The Challenges at the Core of Feminist Agenda Remain
July 08, 2015 | By Judith Warner
When I was in my early 20s, a self-described feminist with an almost visceral distaste for what I understood to be the modern women’s movement, I couldn’t wait for the moment when the baby boomers before me might start to shut up —just a little bit — so that the voice of my generation could rise.
My generation (the immediate post-boomers, with years of birth starting in 1961, according to the cohort chroniclers William Strauss and Neil Howe), didn’t yet have any sort of identifiable voice — and as the sad “X” would convey, we arguably didn’t have much of an identity to claim, either. But what we were not, without question, was the baby boomers. And what our voice would not sound like when it finally emerged (I, at least, was sure) was the perennially over-excited boomer roar of self-discovery and self-revelation that had served as the background noise for the entirety of our sentient lives.
I’d love to believe that the current critique of Hillary Clinton-style feminism by a newly rising generation of young women rested upon something real and substantive. Genuine changes in American society. Real progress on women’s issues. A deeply transformed reality that could make a sensibility like Clinton’s, forged in the battles between reform and reaction of the 1960s, truly outmoded.
Unfortunately, as we all know, that’s just not true. The basic needs that form the core of the feminist agenda — for equal rights, equal pay, basic dignity and bodily integrity, just for starters — are as much with us today as they were 20 years ago. The solutions we need are the same, too. Which means that, as was the case 20 years ago, the young feminist reproach is, for the most part, more about style than substance.
The critiques that today’s young feminists lob our way — that we’re out of touch and elitist, self-protective, jealous of our turf and, generally, sort of embarrassing — are just about exactly those that “Third Wave” feminists threw at our elders in the early 1990s. Then, as now, young women declared that old-style, no-fun feminism was dead, and that something new, young, lipstick-clad, and sexy was rising to replace it.
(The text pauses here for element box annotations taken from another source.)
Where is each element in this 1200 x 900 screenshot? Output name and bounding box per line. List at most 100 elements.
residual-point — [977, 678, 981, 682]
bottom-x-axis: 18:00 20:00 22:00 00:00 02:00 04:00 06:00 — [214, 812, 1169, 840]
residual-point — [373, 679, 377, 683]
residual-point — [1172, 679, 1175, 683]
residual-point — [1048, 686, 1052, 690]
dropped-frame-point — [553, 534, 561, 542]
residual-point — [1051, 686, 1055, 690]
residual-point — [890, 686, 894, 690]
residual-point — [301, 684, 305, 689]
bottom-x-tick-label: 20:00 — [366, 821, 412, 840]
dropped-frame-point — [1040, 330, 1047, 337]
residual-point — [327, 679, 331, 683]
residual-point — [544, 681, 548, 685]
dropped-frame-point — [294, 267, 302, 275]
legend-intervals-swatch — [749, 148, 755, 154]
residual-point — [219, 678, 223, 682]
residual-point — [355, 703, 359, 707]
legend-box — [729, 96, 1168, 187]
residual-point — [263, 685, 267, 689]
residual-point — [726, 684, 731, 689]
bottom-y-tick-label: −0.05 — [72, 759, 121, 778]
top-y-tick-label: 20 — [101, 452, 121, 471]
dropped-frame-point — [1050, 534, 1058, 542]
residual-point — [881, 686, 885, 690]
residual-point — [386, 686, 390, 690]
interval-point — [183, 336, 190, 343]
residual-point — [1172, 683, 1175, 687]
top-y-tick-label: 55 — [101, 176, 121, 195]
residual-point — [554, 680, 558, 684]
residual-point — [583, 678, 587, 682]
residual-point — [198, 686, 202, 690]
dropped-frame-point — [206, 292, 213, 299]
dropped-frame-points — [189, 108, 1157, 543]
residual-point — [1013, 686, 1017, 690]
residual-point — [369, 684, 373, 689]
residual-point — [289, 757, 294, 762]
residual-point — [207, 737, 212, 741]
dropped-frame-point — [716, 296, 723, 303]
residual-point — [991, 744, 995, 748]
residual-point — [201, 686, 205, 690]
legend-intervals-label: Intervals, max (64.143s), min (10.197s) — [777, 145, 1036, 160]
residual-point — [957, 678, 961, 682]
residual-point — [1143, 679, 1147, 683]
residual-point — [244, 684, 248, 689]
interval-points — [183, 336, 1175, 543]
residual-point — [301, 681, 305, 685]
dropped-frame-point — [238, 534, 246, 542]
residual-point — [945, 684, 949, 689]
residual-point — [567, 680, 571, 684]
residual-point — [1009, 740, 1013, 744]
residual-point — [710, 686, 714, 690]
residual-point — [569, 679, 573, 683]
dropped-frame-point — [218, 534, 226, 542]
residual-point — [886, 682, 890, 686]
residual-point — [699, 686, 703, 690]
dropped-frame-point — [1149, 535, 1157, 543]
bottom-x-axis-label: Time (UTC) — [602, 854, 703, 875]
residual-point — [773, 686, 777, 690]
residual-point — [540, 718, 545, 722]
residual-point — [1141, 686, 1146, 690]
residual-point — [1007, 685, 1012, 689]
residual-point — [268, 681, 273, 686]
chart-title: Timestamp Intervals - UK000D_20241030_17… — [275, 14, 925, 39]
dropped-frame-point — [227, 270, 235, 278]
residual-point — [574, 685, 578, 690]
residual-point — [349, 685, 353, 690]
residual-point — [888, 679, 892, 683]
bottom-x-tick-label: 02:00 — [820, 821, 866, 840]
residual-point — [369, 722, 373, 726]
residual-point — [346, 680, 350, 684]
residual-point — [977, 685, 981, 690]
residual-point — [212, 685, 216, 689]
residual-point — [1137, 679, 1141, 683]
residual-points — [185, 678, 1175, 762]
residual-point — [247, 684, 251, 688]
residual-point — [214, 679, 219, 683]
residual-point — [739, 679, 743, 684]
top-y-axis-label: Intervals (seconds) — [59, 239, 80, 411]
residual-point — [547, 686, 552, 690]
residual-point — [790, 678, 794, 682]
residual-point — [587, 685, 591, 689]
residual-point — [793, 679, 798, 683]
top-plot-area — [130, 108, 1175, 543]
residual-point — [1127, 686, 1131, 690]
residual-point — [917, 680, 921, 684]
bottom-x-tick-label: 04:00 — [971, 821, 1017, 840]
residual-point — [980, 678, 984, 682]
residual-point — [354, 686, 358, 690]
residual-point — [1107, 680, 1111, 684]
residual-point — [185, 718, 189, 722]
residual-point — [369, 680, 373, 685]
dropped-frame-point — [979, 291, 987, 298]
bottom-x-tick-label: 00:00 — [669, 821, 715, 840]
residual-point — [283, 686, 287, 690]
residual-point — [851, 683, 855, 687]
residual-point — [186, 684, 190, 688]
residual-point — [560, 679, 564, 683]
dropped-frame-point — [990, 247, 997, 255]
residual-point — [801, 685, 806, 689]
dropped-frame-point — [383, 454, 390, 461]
What’s different today, of course, is that the current crop of young women are Millennials — which means they expect their concerns to be not just heard, but validated; turned into a Ted Talk, aired in a regular pundit slot on MSNBC. Twenty years ago, we knew we’d have to wait our turn.
In a political landscape where real progress on women’s issues long ago slowed to a crawl, questions of who owns feminism — who brands it, and speaks it, and tweets it and “does” it take on enormous significance — because “doing feminism,” in the absence of making progress, is what we’ve got. Underneath all that, I also sense — the way I, of course, could not when I was a 20-something — the basic, epidermic irritation of youth with its elders, a collective eyeroll of the sort that any mother of a teenage girl knows all too well.
If today’s young women really want to break from the past, they’ll have to figure out a way to do better.